Costs are firmly controlled in terms of playing staff, however individual owner-operator groups have a fairly free reign when it comes to other aspects of their team business. Soccer specific stadiums when constructed are seldom paid for by the owners, LIVESTRONG Sporting Park cost our ownership group here in Kansas City something in the region of $50m with the remaining approximate $150m tab being paid by sales taxes generated in and around the stadium and the Legends complex. As we have seen appropriate venues in good locations that are properly marketed and feature a product on the field will draw in crowds, and it is through high attendance and leveraging facilities like LIVESTRONG to host exhibition games, concerts, corporate sponsorship and through the sales of merchandise and concessions that the owners ultimately can make money. The stadium is not owned or operated by MLS, but Sporting Club.

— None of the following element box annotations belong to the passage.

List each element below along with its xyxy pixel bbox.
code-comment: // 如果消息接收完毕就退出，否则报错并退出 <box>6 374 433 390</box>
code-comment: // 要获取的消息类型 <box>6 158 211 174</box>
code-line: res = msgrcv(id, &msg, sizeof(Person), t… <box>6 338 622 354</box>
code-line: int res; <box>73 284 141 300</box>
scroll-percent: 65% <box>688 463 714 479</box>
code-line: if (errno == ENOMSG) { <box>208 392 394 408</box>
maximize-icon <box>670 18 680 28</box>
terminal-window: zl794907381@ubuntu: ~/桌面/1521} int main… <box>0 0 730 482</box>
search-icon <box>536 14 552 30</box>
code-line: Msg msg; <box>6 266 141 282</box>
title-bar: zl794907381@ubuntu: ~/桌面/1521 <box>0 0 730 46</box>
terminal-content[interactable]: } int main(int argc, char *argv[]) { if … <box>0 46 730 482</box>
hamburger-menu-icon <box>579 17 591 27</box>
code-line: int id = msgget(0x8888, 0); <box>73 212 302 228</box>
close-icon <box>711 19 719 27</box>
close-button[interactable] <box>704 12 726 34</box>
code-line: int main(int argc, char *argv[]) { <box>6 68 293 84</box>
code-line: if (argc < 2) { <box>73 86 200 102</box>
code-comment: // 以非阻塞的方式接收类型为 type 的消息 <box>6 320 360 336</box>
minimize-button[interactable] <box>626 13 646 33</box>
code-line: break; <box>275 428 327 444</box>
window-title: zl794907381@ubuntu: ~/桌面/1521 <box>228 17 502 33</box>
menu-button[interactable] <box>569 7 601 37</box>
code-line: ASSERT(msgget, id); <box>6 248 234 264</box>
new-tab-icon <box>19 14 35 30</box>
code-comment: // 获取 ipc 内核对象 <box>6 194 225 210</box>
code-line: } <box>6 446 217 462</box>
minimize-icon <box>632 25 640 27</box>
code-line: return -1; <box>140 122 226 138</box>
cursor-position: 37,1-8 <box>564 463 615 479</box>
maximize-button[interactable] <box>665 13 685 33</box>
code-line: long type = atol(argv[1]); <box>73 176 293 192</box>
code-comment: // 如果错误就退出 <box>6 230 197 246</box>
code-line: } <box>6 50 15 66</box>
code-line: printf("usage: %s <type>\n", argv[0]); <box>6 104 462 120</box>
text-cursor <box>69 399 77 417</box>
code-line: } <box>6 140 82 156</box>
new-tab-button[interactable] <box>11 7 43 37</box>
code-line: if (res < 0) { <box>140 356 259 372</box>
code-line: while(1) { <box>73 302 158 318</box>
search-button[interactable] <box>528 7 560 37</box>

The owners of Sporting Kansas City, if they play their cards right should start bringing in revenue from their journey into MLS now that LIVESTRONG Sporting Park is open however it is worth remembering that during the prior years of their journey from Arrowhead to LIVESTRONG via Community America Ballpark they were unlikely have done so. As more stadiums come online, as more television revenue is untapped and as soccer grows in the USA the single entity structure may eventually go away, but for the foreseeable future it is here to remain and it is fundamental to understanding how almost everything works in MLS.
For example, we currently have a playoff system that includes ten teams. While many fans have complained that having more than half the league play in the system cheapens it, the reality is that when teams are out of contention do not sell a lot of tickets. When a large percentage of ticket sales are kicked back to the league, and the owners are all essentially shareholders you can understand how a compromise between quality and quantity comes about.

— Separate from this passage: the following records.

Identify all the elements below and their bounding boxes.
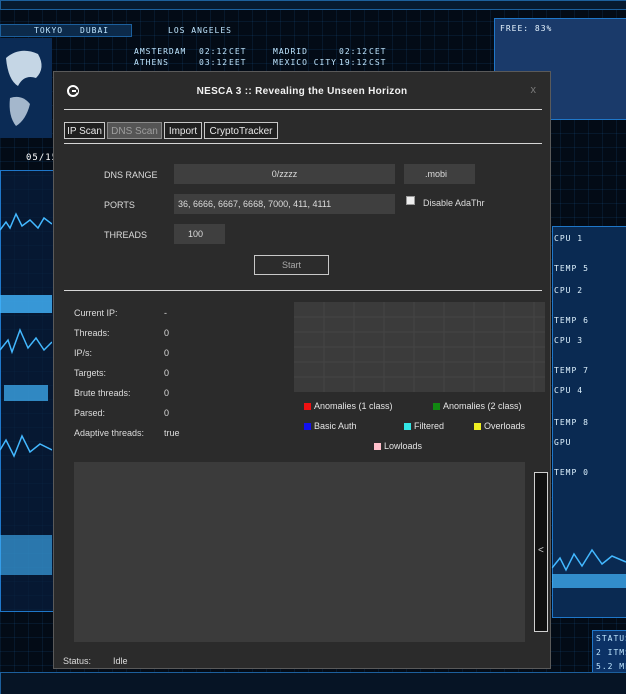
stat-label: Current IP: xyxy=(74,308,118,318)
legend-label: Anomalies (2 class) xyxy=(443,401,522,411)
wallpaper-free-label: FREE: 83% xyxy=(500,24,553,33)
wallpaper-clock-zone: EET xyxy=(229,58,247,67)
sensor-label: TEMP 0 xyxy=(554,468,589,477)
wallpaper-status-label: STATUS xyxy=(596,634,626,643)
wallpaper-city-tab: TOKYO xyxy=(34,26,64,35)
legend-label: Basic Auth xyxy=(314,421,357,431)
stat-value: 0 xyxy=(164,328,170,338)
sensor-label: CPU 3 xyxy=(554,336,584,345)
ports-input[interactable]: 36, 6666, 6667, 6668, 7000, 411, 4111 xyxy=(174,194,395,214)
legend-item: Anomalies (2 class) xyxy=(433,401,522,411)
legend-item: Lowloads xyxy=(374,441,422,451)
activity-graph xyxy=(294,302,545,392)
threads-input[interactable]: 100 xyxy=(174,224,225,244)
sensor-label: TEMP 8 xyxy=(554,418,589,427)
legend-label: Lowloads xyxy=(384,441,423,451)
stat-label: Threads: xyxy=(74,328,110,338)
wallpaper-clock-city: ATHENS xyxy=(134,58,169,67)
wallpaper-status-label: 5.2 ME xyxy=(596,662,626,671)
title-divider xyxy=(64,109,542,110)
tab-divider xyxy=(64,143,542,144)
stat-value: - xyxy=(164,308,167,318)
legend-label: Overloads xyxy=(484,421,526,431)
stat-label: Brute threads: xyxy=(74,388,131,398)
legend-label: Filtered xyxy=(414,421,445,431)
activity-graph-grid xyxy=(294,302,545,392)
log-collapse-button[interactable]: < xyxy=(534,472,548,632)
sensor-label: CPU 4 xyxy=(554,386,584,395)
wallpaper-top-strip xyxy=(0,0,626,10)
sensor-label: GPU xyxy=(554,438,572,447)
legend-item: Filtered xyxy=(404,421,444,431)
wallpaper-clock-time: 19:12 xyxy=(339,58,369,67)
status-label: Status: xyxy=(63,656,92,666)
sensor-label: CPU 2 xyxy=(554,286,584,295)
legend-label: Anomalies (1 class) xyxy=(314,401,393,411)
wallpaper-clock-city: MEXICO CITY xyxy=(273,58,337,67)
nesca-window: NESCA 3 :: Revealing the Unseen Horizon … xyxy=(53,71,551,669)
sensor-sparkline xyxy=(552,548,626,588)
wallpaper-clock-time: 02:12 xyxy=(199,47,229,56)
stat-value: 0 xyxy=(164,368,170,378)
wallpaper-clock-zone: CET xyxy=(369,47,387,56)
ports-label: PORTS xyxy=(104,200,135,210)
window-title: NESCA 3 :: Revealing the Unseen Horizon xyxy=(196,86,408,97)
close-button[interactable]: x xyxy=(531,84,537,96)
dns-range-input[interactable]: 0/zzzz xyxy=(174,164,395,184)
legend-swatch xyxy=(304,423,311,430)
stat-value: 0 xyxy=(164,388,170,398)
title-bar[interactable]: NESCA 3 :: Revealing the Unseen Horizon … xyxy=(54,72,550,110)
wallpaper-status-label: 2 ITMS xyxy=(596,648,626,657)
sensor-label: TEMP 6 xyxy=(554,316,589,325)
wallpaper-clock-time: 02:12 xyxy=(339,47,369,56)
tab-cryptotracker[interactable]: CryptoTracker xyxy=(204,122,278,139)
wallpaper-clock-city: MADRID xyxy=(273,47,308,56)
wallpaper-bottom-strip xyxy=(0,672,626,694)
wallpaper-clock-zone: CET xyxy=(229,47,247,56)
disable-adathr-label: Disable AdaThr xyxy=(423,198,485,208)
sensor-label: TEMP 7 xyxy=(554,366,589,375)
form-divider xyxy=(64,290,542,291)
log-output[interactable] xyxy=(74,462,525,642)
stat-label: IP/s: xyxy=(74,348,93,358)
legend-swatch xyxy=(433,403,440,410)
status-value: Idle xyxy=(113,656,128,666)
legend-item: Basic Auth xyxy=(304,421,357,431)
tld-input[interactable]: .mobi xyxy=(404,164,475,184)
stat-value: true xyxy=(164,428,180,438)
stat-value: 0 xyxy=(164,408,170,418)
legend-swatch xyxy=(304,403,311,410)
wallpaper-city-tab: DUBAI xyxy=(80,26,110,35)
legend-item: Anomalies (1 class) xyxy=(304,401,393,411)
legend-swatch xyxy=(474,423,481,430)
world-map-graphic xyxy=(0,38,52,138)
threads-label: THREADS xyxy=(104,230,148,240)
wallpaper-sparklines xyxy=(0,212,52,575)
stat-label: Adaptive threads: xyxy=(74,428,145,438)
sensor-label: CPU 1 xyxy=(554,234,584,243)
wallpaper-clock-time: 03:12 xyxy=(199,58,229,67)
disable-adathr-checkbox[interactable] xyxy=(406,196,415,205)
tab-dns-scan[interactable]: DNS Scan xyxy=(107,122,162,139)
stat-label: Parsed: xyxy=(74,408,106,418)
legend-swatch xyxy=(374,443,381,450)
tab-import[interactable]: Import xyxy=(164,122,202,139)
start-button[interactable]: Start xyxy=(254,255,329,275)
legend-item: Overloads xyxy=(474,421,525,431)
dns-range-label: DNS RANGE xyxy=(104,170,158,180)
sensor-label: TEMP 5 xyxy=(554,264,589,273)
legend-swatch xyxy=(404,423,411,430)
stat-value: 0 xyxy=(164,348,170,358)
wallpaper-city-tab: LOS ANGELES xyxy=(168,26,232,35)
wallpaper-clock-zone: CST xyxy=(369,58,387,67)
stat-label: Targets: xyxy=(74,368,107,378)
wallpaper-city-strip xyxy=(0,24,132,37)
wallpaper-clock-city: AMSTERDAM xyxy=(134,47,187,56)
sensor-list: CPU 1 TEMP 5 CPU 2 TEMP 6 CPU 3 TEMP 7 C… xyxy=(552,228,626,628)
chevron-left-icon: < xyxy=(538,545,544,556)
tab-ip-scan[interactable]: IP Scan xyxy=(64,122,105,139)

The single entity affects everything from who manufactures the team kits, to the font that is used on the back of shirts, and even sponsor logos on the front of them have a mandated minimum sponsorship amount and involve a hefty kickback to MLS. At times it all seems a little like the Cosa Nostra have setup a structure to win territories and supply the Don and his allies with bundles of cash, however the reality is the MLS lost $350m in first 8 seasons and is only know starting to approach overall profitability. In the mean time the various owners have had to foot the bill.
The future is certainly looking bright, but it will be a long long time before the ultra-rich Arabs turn up and are able to assemble a world beater, if ever. The single entity structure will likely be here for as long as MLS is, accepting this fact and learning to think of all MLS teams being partners in one enterprise will help you understand MLS forevermore.